For twenty-five years we as churches have labored among those who cast us out. And for twenty-five years we have felt somewhat as the prophet when he said, “All day long have I have stretched forth my hands unto a disobedient and gainsaying people”. And for twenty-five years we have labored among those who differ from us and have done so without so-called indispensable declarations of principles.

Not only have we bestowed labor upon them but we have, as it were, plucked out from among them that small kernel which confessed that God is sovereign, gracious only to His own and is angry with the wicked every day. And, mind you, we have done so, and let us not forget that it has been a great and wondrous work, using as our instrument only the Word of God and the confessions.

I ask in all earnestness and sobriety surely it we need a declaration we have needed one for years which would according to form and content refute the error of common grace and related deviations. Are we going to say that those whose direct task it was to proclaim the truth to those who erred have stumbled and crippled along unaided by a crutch of declarations? Such a declaration would surely be the truth, would it not? And being the truth no one should have questions or doubts as to its propriety or necessity.

And now we find ourselves placed before the beautiful and to us an almost unusually delightful privilege of bringing our truth, not to those by whom we are constantly rejected, but rather to those who are ready and who have been prepared and placed exactly at that place and in those circumstances to listen to us with an attentive ear. It is almost unbelievable! We do well to marvel and be astonished. For that too has been the work of the Lord and we do well to regard it reverently rather than to spew out our disgust when we find that the Lord’s field is in need of a bit of cultivation in order to remove what appear to be weeds growing between the rows of sturdy corn. It is not for nothing that the figure of the husbandman is used in Scripture. Does the tenant-farmer turn to the landlord and say, “I cannot work your field for I find weeds there yea, even thorns and thistles. My back is sore, my hands are blistered from the years of hoeing and weeding in that other field to which you assigned me!”?

That briefly, is the past and the present. And, since some are of the opinion that now we need declarations, what of the future? May we expect to have declaration upon declaration, here a little, there a little? Suppose, to use a plain illustration that some years hence the Lord would be pleased to call us to labor among cannibals in the dark and uncivilized portions of the world. And if our missionaries escaped the stew-pot, are we to suppose that soon they would come running home shouting, “We need a declaration! We need a declaration!
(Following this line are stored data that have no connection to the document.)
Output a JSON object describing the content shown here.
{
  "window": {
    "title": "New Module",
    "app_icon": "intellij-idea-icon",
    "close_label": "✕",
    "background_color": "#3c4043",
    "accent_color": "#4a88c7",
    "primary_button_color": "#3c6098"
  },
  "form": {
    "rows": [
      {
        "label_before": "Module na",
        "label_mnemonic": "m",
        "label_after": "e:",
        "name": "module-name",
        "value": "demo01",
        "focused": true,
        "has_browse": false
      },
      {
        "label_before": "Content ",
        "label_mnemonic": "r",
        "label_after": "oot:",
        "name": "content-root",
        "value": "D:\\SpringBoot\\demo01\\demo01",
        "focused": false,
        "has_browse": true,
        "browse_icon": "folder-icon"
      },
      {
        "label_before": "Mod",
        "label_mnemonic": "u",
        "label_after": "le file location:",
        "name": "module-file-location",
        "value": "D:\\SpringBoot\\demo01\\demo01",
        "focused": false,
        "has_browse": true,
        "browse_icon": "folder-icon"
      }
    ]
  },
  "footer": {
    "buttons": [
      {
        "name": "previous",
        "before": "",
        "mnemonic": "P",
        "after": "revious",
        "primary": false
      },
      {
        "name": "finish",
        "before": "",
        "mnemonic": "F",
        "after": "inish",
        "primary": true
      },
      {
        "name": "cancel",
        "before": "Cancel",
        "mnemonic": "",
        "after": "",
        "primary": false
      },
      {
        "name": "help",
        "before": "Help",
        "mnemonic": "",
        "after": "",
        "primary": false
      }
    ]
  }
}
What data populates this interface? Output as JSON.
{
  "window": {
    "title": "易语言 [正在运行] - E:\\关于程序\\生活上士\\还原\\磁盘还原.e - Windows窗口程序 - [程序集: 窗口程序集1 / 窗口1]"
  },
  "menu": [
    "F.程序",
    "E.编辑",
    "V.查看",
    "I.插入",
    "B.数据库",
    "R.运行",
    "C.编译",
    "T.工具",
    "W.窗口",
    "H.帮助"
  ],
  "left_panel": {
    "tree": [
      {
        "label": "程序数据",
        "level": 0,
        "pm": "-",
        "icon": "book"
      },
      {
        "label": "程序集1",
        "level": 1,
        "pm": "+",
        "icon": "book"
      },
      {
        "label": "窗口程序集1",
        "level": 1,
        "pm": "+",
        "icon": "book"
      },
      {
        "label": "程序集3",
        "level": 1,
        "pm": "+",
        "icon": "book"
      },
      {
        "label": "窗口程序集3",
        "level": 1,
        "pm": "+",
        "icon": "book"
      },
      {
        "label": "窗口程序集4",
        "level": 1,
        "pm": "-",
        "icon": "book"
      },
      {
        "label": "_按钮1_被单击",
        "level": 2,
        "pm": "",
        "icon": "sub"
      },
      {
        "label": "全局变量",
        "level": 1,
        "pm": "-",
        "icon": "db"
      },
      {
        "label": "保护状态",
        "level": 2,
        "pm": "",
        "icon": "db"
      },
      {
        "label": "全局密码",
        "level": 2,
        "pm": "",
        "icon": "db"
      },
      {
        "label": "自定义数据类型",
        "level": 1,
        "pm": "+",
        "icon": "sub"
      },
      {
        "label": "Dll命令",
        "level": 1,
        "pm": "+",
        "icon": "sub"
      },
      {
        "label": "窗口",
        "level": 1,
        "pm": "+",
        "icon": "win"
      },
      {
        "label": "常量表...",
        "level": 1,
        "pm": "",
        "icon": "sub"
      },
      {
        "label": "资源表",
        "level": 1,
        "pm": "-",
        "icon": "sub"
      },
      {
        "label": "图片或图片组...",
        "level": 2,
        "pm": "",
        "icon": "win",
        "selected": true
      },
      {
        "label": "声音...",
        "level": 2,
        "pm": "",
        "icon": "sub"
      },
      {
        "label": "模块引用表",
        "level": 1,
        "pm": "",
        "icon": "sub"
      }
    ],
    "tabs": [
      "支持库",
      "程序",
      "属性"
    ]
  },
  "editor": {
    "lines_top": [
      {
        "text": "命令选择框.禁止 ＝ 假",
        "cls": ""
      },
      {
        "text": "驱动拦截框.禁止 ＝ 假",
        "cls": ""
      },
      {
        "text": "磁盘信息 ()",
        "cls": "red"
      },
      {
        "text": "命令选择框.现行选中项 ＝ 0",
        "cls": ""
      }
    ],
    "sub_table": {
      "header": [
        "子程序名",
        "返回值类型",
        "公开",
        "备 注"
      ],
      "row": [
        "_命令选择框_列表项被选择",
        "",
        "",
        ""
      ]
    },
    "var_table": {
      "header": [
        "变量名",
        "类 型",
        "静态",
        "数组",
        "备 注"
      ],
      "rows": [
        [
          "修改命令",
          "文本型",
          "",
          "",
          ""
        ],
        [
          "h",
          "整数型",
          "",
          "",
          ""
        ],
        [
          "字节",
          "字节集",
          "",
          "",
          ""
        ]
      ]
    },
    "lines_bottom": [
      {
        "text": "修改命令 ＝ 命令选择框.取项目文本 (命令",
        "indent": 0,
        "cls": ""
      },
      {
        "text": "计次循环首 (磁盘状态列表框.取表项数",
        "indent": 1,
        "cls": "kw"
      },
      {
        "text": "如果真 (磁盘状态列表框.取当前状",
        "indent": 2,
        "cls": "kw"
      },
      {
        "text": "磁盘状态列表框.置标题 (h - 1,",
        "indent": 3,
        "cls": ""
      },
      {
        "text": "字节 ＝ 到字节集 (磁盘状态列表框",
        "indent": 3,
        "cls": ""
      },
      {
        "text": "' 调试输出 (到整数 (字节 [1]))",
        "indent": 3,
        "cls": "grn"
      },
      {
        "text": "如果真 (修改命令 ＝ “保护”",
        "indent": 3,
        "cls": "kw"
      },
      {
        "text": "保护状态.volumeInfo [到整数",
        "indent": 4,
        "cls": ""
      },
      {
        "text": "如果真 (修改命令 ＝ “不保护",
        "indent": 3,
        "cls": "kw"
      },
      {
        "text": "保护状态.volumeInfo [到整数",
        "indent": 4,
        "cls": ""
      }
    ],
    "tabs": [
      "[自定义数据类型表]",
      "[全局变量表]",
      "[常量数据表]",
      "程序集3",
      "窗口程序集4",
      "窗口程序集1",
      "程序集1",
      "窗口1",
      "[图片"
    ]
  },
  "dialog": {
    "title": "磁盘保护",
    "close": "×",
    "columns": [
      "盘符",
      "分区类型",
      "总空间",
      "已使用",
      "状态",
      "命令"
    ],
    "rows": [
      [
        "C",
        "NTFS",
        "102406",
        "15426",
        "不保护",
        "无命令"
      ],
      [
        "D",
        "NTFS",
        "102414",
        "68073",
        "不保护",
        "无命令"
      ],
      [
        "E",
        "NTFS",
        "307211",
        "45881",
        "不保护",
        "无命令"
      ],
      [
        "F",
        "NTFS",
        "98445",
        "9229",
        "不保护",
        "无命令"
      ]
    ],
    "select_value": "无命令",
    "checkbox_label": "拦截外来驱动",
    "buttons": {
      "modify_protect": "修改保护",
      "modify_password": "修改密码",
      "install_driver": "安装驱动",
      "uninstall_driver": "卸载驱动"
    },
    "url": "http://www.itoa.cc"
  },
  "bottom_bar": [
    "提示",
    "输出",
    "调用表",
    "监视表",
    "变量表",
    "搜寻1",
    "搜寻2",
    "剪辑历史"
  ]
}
Those people eat strangers and our confession doesn’t take care of a situation like that!” Now you may call the above sarcastic or ironical but, can’t we see that the multiplicity of situations and circumstances can never be covered by a mass production declaration factory?

Has it not rather been a sign of weakness in the church when she finds it necessary to add to the confessions? Has it not been exactly so before? Are not the three points of ‘24 called an interpretation of the confessions? Has not all the legislation concerning worldly amusements, union membership, censored books, etc. etc. been a miserable failure? For, the adherence to sound doctrine and the observance of proper deportment must spring forth from a sanctified heart which humbly bows before the Word and is subservient to it. It cannot be accomplished by a superimposition of declarations or regulations unless one is satisfied with only a formal or external adherence to such regulations.

And, in closing, for the classic example of declarations look at the church of Rome. Count, if you can, her papal bulls and edicts and behold also a vast multitude who now bow before their declarations rather than before the Word!